Let \(q(z) = q_\psi(u, v) = q_\phi (u \mid v) q_\theta(v)\), such that the posterior is parametrised by \(\psi = \begin{bmatrix} \phi\\ \theta\end{bmatrix}\). If we look at the gradient of the KL divergence, we have that

\[\begin{align} \nabla_\psi &KL[q_\psi(u, v) \mid \mid p(u, v)] = \begin{bmatrix} \nabla_\phi KL[q_\psi(u, v) \mid \mid p(u, v)] \\ \nabla_\theta KL[q_\psi(u, v) \mid \mid p(u, v)] \end{bmatrix} \tag{5}, \end{align}\]

with

\[\nabla_\phi KL[q_\psi(u, v) \mid \mid p(u, v)] = \nabla_\phi KL[q_\phi(u \mid v) \mid \mid p(u \mid v)] \tag{6},\] \[\nabla_\theta KL[q_\psi(u, v) \mid \mid p(u, v)] = \nabla_\theta KL[q_\theta(v) \mid \mid p(v)] + \nabla_\theta KL[q_\phi(u \mid v) \mid \mid p(u \mid v)], \tag{7}\]

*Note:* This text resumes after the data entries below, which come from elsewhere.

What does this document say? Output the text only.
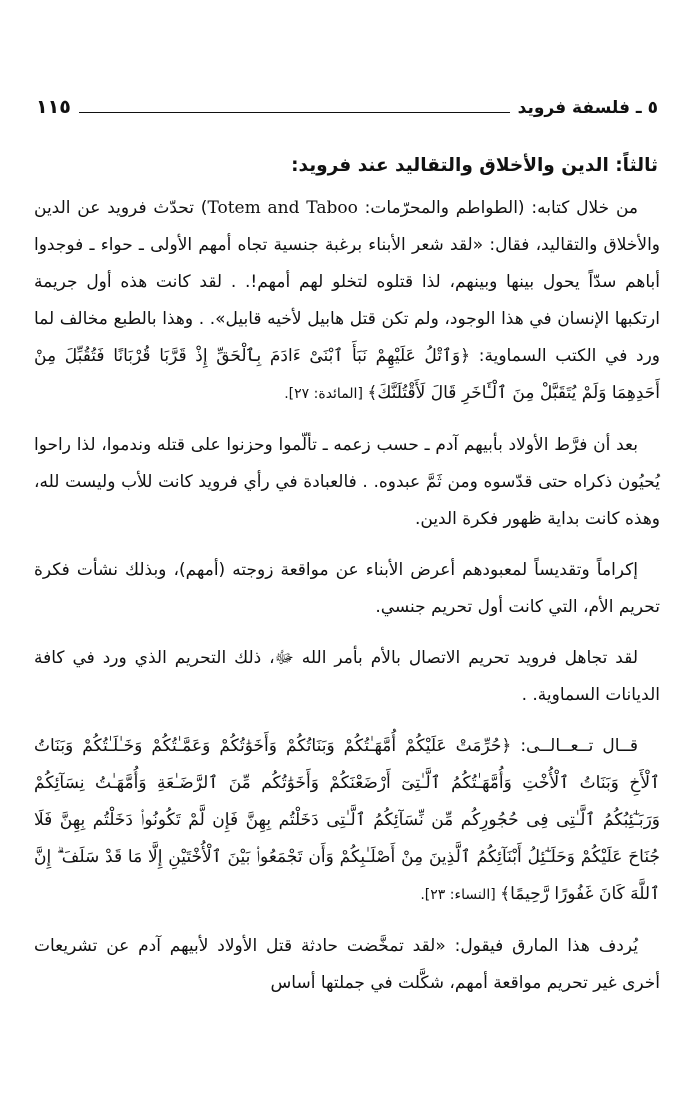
٥ ـ فلسفة فرويد
١١٥
ثالثاً: الدين والأخلاق والتقاليد عند فرويد:

من خلال كتابه: (الطواطم والمحرّمات: Totem and Taboo) تحدّث فرويد عن الدين والأخلاق والتقاليد، فقال: «لقد شعر الأبناء برغبة جنسية تجاه أمهم الأولى ـ حواء ـ فوجدوا أباهم سدّاً يحول بينها وبينهم، لذا قتلوه لتخلو لهم أمهم!. . لقد كانت هذه أول جريمة ارتكبها الإنسان في هذا الوجود، ولم تكن قتل هابيل لأخيه قابيل». . وهذا بالطبع مخالف لما ورد في الكتب السماوية: ﴿وَٱتْلُ عَلَيْهِمْ نَبَأَ ٱبْنَىْ ءَادَمَ بِٱلْحَقِّ إِذْ قَرَّبَا قُرْبَانًا فَتُقُبِّلَ مِنْ أَحَدِهِمَا وَلَمْ يُتَقَبَّلْ مِنَ ٱلْـَٔاخَرِ قَالَ لَأَقْتُلَنَّكَ﴾ [المائدة: ٢٧].

بعد أن فرَّط الأولاد بأبيهم آدم ـ حسب زعمه ـ تألّموا وحزنوا على قتله وندموا، لذا راحوا يُحيُون ذكراه حتى قدّسوه ومن ثَمَّ عبدوه. . فالعبادة في رأي فرويد كانت للأب وليست لله، وهذه كانت بداية ظهور فكرة الدين.

إكراماً وتقديساً لمعبودهم أعرض الأبناء عن مواقعة زوجته (أمهم)، وبذلك نشأت فكرة تحريم الأم، التي كانت أول تحريم جنسي.

لقد تجاهل فرويد تحريم الاتصال بالأم بأمر الله ﷻ، ذلك التحريم الذي ورد في كافة الديانات السماوية. .

قــال تــعــالــى: ﴿حُرِّمَتْ عَلَيْكُمْ أُمَّهَـٰتُكُمْ وَبَنَاتُكُمْ وَأَخَوَٰتُكُمْ وَعَمَّـٰتُكُمْ وَخَـٰلَـٰتُكُمْ وَبَنَاتُ ٱلْأَخِ وَبَنَاتُ ٱلْأُخْتِ وَأُمَّهَـٰتُكُمُ ٱلَّـٰتِىٓ أَرْضَعْنَكُمْ وَأَخَوَٰتُكُم مِّنَ ٱلرَّضَـٰعَةِ وَأُمَّهَـٰتُ نِسَآئِكُمْ وَرَبَـٰٓئِبُكُمُ ٱلَّـٰتِى فِى حُجُورِكُم مِّن نِّسَآئِكُمُ ٱلَّـٰتِى دَخَلْتُم بِهِنَّ فَإِن لَّمْ تَكُونُوا۟ دَخَلْتُم بِهِنَّ فَلَا جُنَاحَ عَلَيْكُمْ وَحَلَـٰٓئِلُ أَبْنَآئِكُمُ ٱلَّذِينَ مِنْ أَصْلَـٰبِكُمْ وَأَن تَجْمَعُوا۟ بَيْنَ ٱلْأُخْتَيْنِ إِلَّا مَا قَدْ سَلَفَ ۗ إِنَّ ٱللَّهَ كَانَ غَفُورًا رَّحِيمًا﴾ [النساء: ٢٣].

يُردف هذا المارق فيقول: «لقد تمخَّضت حادثة قتل الأولاد لأبيهم آدم عن تشريعات أخرى غير تحريم مواقعة أمهم، شكَّلت في جملتها أساس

where the gradient with respect to the parameters of the lower-level distribution \(q_\theta(v)\) is comprised of two components. The second component is problematic. Let’s have a closer look:

\[\begin{align} \nabla_\theta &KL[q_\phi(u \mid v) \mid \mid p(u \mid v)] = \nabla_\theta \mathbb{E}_{q_\theta(v)} \left[ \tilde{KL}[q_\phi (u \mid v) \mid \mid p(u \mid v) \right] \tag{8}\\ &= \mathbb{E}_{q_\theta(v)} \left[ \tilde{KL}[q_\phi (u \mid v) \mid \mid p(u \mid v)] \nabla_\theta \log q_\theta(v) \right], \end{align}\]

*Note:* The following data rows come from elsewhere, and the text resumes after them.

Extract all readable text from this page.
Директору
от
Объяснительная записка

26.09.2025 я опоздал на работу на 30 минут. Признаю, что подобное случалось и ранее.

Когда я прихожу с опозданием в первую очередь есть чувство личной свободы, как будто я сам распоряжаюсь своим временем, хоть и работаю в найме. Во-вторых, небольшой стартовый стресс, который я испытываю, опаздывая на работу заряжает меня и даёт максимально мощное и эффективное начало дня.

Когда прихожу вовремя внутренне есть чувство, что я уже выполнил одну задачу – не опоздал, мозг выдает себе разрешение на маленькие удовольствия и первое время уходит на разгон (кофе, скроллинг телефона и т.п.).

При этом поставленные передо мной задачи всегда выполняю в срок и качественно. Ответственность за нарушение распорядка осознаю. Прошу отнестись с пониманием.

where in the second line we used the log-derivative trick (suggested here by Max Soelch, thanks!). This score-function formulation makes it clear that following the (negative, as in SGD) gradient estimate maximises the probability of samples for which the conditional-KL divergence has the lowest values. In particular, it might be easier to change the support \(q_\theta(v)\) to a volume where both conditionals have very small values instead of optimising \(q_\phi(u \mid v)\). From my experience, it happens especially when the value of the conditional KL is much bigger than the value of the first KL term.

An alternative approach would be to optimise the conditional-KL only with respect to the parameters of the distribution inside the expectation: \(\phi\). That would result in the following gradient equation:

\[\nabla_\psi KL[q_\psi(u, v) \mid \mid p(u, v)] = \begin{bmatrix} 0\\ \nabla_\theta KL[q_\theta(v) \mid \mid p(v)] \end{bmatrix} + \begin{bmatrix} \nabla_\phi KL[q_\phi(u \mid v) \mid \mid p(u \mid v)] \\ 0 \end{bmatrix} \tag{9}\]

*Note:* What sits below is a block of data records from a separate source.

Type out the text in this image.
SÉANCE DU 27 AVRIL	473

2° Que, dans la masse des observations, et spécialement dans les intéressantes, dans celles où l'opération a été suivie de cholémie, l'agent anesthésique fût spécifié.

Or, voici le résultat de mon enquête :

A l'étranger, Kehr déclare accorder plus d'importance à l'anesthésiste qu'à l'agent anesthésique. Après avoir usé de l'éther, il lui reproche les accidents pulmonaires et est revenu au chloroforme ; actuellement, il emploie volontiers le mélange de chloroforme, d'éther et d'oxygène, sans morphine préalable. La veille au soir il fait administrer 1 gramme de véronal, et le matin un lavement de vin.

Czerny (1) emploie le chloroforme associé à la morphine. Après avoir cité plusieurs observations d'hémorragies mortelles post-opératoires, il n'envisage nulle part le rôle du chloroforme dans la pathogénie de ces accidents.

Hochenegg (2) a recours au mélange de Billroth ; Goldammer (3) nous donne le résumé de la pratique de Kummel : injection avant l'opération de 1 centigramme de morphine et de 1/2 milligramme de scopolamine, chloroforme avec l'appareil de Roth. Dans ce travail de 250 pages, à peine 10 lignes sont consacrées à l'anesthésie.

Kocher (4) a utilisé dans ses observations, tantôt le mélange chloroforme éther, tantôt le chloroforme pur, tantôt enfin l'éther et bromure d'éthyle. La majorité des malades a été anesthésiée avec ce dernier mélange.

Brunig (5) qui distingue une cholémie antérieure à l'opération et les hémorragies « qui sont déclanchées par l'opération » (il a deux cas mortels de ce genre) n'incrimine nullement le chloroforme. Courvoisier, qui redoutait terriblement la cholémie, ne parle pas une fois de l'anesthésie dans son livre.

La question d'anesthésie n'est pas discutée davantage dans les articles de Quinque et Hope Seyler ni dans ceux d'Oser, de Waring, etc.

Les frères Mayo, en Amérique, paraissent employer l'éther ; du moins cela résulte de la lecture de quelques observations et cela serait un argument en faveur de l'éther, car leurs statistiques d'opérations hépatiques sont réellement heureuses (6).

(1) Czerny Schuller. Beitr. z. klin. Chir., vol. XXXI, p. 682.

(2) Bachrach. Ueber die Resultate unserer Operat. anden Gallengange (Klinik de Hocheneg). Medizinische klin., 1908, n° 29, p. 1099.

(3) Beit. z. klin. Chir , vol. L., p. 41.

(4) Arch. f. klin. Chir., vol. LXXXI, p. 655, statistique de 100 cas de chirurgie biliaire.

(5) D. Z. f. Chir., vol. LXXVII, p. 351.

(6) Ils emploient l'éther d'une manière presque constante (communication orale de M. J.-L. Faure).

This optimisation scheme resembles the Expectation-Maximisation (EM) algorithm. In the E step, we compute the expectations, while in the M step we fix the parameters with respect to which the expectations were computed and we maximise with respect to the functions inside the expectation. In EM we do this, because maximum-likelihood with latent variables often does not have closed-form solutions. The motivation here is to make the optimisation more stable.

I wrote this blog post, because I have no idea whether this changed optimisation procedure is justified in any way. What do you think? I would appreciate any comments.